Prove that ##a(a+b) \le 2##.
Prove that ##a(a+b) \le 2##.
Well hold on now. If you're going to find the maximum subject to the constraints, then you have to be concerned about the possibility that the maximum lies on the constraint, and the gradient is not zero there.bob012345 said:This was an interesting problem I enjoyed working on. Here is my solution.We are given $$a^5+b^3 \le a^2+b^2$$ and wish to show if that then $$a(a+b) \le 2$$
add ##a^2 + ab## to both sides
$$a^2 + ab + a^5+b^3 \le a^2 + ab + a^2+b^2$$ then move some terms over
$$a(a + b) \le 2a^2 + ab +b^2 - a^5 - b^3$$ the expression on the RHS is some function
$$f(a,b) = 2a^2 + ab +b^2 - a^5 - b^3$$ which we can find the maximum of. Taking partials we get
$$\frac{\partial f(a,b)}{\partial a} = 4a + b -5a^4 = 0$$ and
$$\frac{\partial f(a,b)}{\partial b} = a +2b -3b^2 = 0$$we get
$$ a = 3b^2 -2b$$ and $$b = 5a^4 -4a$$ substituting we get this beast
$$75a^7 -120a^4 -10a^3 + 48a +7 = 0$$ which has real positive solutions ##a=1## and ##a≈0.90173## the latter gives ##b≈-0.30812## which is not allowed so we have ##a=1## and therefore ##b=1##
this gives $$f(1,1) = 2a^2 + ab +b^2 - a^5 - b^3 = 2 + 1 + 1 - 1 -1 = 2$$ thus
$$a(a+b) \le 2$$
Mathcad 3D
View attachment 314293https://www.math3d.org/TRHrXnwZS
[\SPOILER]
I'm not finding the maximum of the LHS subject to the original constraint but the maximum of the entire function on the RHS and that is less than or equal to 2. I started with the constraint and transformed it into the desired condition on the LHS then showed that the resulting function on the RHS has a maximum of 2 given the original constraint. Look at the plot also please.Office_Shredder said:Well hold on now. If you're going to find the maximum subject to the constraints, then you have to be concerned about the possibility that the maximum lies on the constraint, and the gradient is not zero there.
To prove the inequality between two positive real numbers a and b, we need to show that a(a+b) ≤ 2. This can be done by using basic algebraic manipulations and properties of inequalities.
The inequality a(a+b) ≤ 2 is significant because it shows that the product of two positive real numbers a and b is always less than or equal to 2. This can have implications in various mathematical and scientific calculations and proofs.
Yes, for example, if we let a = 1 and b = 2, then a(a+b) = 1(1+2) = 3, which is greater than 2. This disproves the inequality.

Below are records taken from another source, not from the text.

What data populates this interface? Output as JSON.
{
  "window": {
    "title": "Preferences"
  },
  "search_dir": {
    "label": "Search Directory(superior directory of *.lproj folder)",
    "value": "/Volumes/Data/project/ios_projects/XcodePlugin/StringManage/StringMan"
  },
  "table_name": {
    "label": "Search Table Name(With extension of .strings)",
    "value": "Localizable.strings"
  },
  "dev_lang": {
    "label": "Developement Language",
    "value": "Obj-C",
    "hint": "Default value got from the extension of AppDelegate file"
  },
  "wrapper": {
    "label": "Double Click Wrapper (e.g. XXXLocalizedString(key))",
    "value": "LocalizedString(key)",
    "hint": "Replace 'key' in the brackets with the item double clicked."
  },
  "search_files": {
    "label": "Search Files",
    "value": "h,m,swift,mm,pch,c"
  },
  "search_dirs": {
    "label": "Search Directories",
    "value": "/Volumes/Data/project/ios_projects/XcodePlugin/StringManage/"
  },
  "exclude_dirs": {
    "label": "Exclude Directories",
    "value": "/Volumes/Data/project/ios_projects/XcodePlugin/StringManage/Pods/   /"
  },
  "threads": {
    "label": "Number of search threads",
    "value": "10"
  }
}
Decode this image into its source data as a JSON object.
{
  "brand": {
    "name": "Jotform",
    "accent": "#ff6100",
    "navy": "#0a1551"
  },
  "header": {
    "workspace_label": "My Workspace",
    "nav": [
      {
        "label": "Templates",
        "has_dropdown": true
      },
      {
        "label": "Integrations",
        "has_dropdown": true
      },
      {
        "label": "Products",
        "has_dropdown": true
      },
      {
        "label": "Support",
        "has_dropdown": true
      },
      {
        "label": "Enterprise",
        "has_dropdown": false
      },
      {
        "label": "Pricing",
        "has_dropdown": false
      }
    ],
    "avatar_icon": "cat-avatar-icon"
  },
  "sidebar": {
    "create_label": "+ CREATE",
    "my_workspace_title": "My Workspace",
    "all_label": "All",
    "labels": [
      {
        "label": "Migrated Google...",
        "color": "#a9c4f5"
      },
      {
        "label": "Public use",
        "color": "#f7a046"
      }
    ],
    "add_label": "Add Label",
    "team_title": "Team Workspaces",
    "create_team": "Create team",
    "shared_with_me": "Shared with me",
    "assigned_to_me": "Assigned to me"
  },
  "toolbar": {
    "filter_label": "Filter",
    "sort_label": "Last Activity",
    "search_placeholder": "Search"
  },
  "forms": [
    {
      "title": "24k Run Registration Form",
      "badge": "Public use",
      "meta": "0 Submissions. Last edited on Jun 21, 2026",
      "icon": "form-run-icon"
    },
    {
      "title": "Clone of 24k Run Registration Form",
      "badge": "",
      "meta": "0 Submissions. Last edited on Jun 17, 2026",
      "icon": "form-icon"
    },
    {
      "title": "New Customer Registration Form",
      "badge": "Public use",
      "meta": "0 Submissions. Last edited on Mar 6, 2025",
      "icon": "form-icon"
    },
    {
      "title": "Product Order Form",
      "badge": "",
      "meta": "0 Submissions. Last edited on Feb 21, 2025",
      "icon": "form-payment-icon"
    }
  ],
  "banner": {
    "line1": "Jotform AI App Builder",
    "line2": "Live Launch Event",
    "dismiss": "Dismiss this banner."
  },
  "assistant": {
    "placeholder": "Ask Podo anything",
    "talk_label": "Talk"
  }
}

However, if we let a = 1 and b = 1, then a(a+b) = 1(1+1) = 2, which is equal to 2 and satisfies the inequality. This is just one example, but the inequality can be proven using various other values for a and b.
Yes, the inequality a(a+b) ≤ 2 is always true for positive real numbers a and b. This can be proven mathematically using the properties of inequalities and by considering various cases and values for a and b.
The inequality a(a+b) ≤ 2 can be applied in various real-world scenarios, such as in economics, physics, and engineering. For example, it can be used to determine the maximum amount of resources that can be allocated for a project, or the maximum load that a structure can withstand. It can also be applied in financial calculations, such as determining the maximum profit that can be made from a given investment.